Scientists convert infrared rays to blue light for sterilization

OSAKA, Japan, June 25, 2021 — A microcavity device that converts infrared (IR) radiation into blue light could enable safe, daily use of deep ultraviolet (DUV) light for disinfection and sterilization. 

The device was developed by a search group from Osaka University and was built without a polarity-inverted structure. the shortage of reliance on birefringence or the periodically polarization inverted structure expands the pliability within the selection of the device structures and therefore the materials — giving the researchers more flexibility within the selection of structures and materials for the wavelength conversion to convert to DUV light. 
A DUV wavelength range of 220 to 230 nm is desirable if DUV light is to be used safely as a disinfectant. Although wavelength conversion offers a possible solution to achieving this as-yet-unrealized wavelength, conventional ferroelectric wavelength conversion materials can't be used, thanks to the absorption edge. 

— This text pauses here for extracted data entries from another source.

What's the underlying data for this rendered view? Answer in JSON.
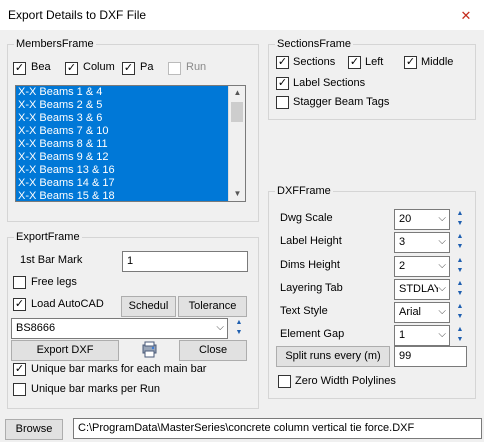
{
  "window": {
    "title": "Export Details to DXF File",
    "close_glyph": "✕"
  },
  "members_frame": {
    "label": "MembersFrame",
    "checkboxes": [
      {
        "label": "Bea",
        "checked": true,
        "enabled": true
      },
      {
        "label": "Colum",
        "checked": true,
        "enabled": true
      },
      {
        "label": "Pa",
        "checked": true,
        "enabled": true
      },
      {
        "label": "Run",
        "checked": false,
        "enabled": false
      }
    ],
    "list_items": [
      "X-X Beams 1 & 4",
      "X-X Beams 2 & 5",
      "X-X Beams 3 & 6",
      "X-X Beams 7 & 10",
      "X-X Beams 8 & 11",
      "X-X Beams 9 & 12",
      "X-X Beams 13 & 16",
      "X-X Beams 14 & 17",
      "X-X Beams 15 & 18"
    ]
  },
  "sections_frame": {
    "label": "SectionsFrame",
    "sections": {
      "label": "Sections",
      "checked": true
    },
    "left": {
      "label": "Left",
      "checked": true
    },
    "middle": {
      "label": "Middle",
      "checked": true
    },
    "label_sections": {
      "label": "Label Sections",
      "checked": true
    },
    "stagger_beam_tags": {
      "label": "Stagger Beam Tags",
      "checked": false
    }
  },
  "export_frame": {
    "label": "ExportFrame",
    "first_bar_mark_label": "1st Bar Mark",
    "first_bar_mark_value": "1",
    "free_legs": {
      "label": "Free legs",
      "checked": false
    },
    "load_autocad": {
      "label": "Load AutoCAD",
      "checked": true
    },
    "schedul_button": "Schedul",
    "tolerance_button": "Tolerance",
    "standard_value": "BS8666",
    "export_dxf_button": "Export DXF",
    "close_button": "Close",
    "unique_main_bar": {
      "label": "Unique bar marks for each main bar",
      "checked": true
    },
    "unique_per_run": {
      "label": "Unique bar marks per Run",
      "checked": false
    }
  },
  "dxf_frame": {
    "label": "DXFFrame",
    "dwg_scale": {
      "label": "Dwg Scale",
      "value": "20"
    },
    "label_height": {
      "label": "Label Height",
      "value": "3"
    },
    "dims_height": {
      "label": "Dims Height",
      "value": "2"
    },
    "layering_tab": {
      "label": "Layering Tab",
      "value": "STDLAY"
    },
    "text_style": {
      "label": "Text Style",
      "value": "Arial"
    },
    "element_gap": {
      "label": "Element Gap",
      "value": "1"
    },
    "split_runs_button": "Split runs every (m)",
    "split_runs_value": "99",
    "zero_width": {
      "label": "Zero Width Polylines",
      "checked": false
    }
  },
  "footer": {
    "browse_button": "Browse",
    "path": "C:\\ProgramData\\MasterSeries\\concrete column vertical tie force.DXF"
  },
  "icons": {
    "dropdown": "chevron-down-icon",
    "spin": "spin-arrows-icon",
    "close": "close-icon",
    "print": "print-preview-icon"
  },
  "colors": {
    "selection": "#0078d7",
    "close_x": "#c42b1c",
    "spin_arrow": "#1e5fb0"
  }
}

To realize DUV light for bactericidal use, the researchers constructed a monolithic, microcavity, second-harmonic-generation (SHG) device employing a low-birefringence paraelectric material and a dielectric material. They used two high-reflectivity distributed Bragg reflectors (DBRs) to double the frequency of sunshine coming into the device. The DBRs strengthened the intensity of a fundamental wave within the microcavity. Counter-propagating SHG waves were efficiently generated during a very short region on the brink of a coherence length. 

As a primary step toward the application of their approach, the researchers built a gallium nitride (GaN) micro cavity device using microfabrication technology, including dry etching and anisotropic wet etching for vertical and smooth DBR sidewalls. once they demonstrated wavelength conversion within the GaN microcavity, they observed a 428-nm blue SHG wave within the absence of a polarity-inverted structure. 

Nitride semiconductors like GaN and aluminum nitride (AlN) have relatively high optical nonlinearity, making them suitable to be used in wavelength conversion devices; AlN is especially suitable for DUV wavelength conversion devices, thanks to its transparency to 210 nm. However, realizing structures with periodically inverted polarity, just like the structures in conventional ferroelectric wavelength conversion devices, has proven to be difficult using these materials. 

The researchers hope their flexible approach to wavelength conversion will make future nonlinear optical devices easier to construct.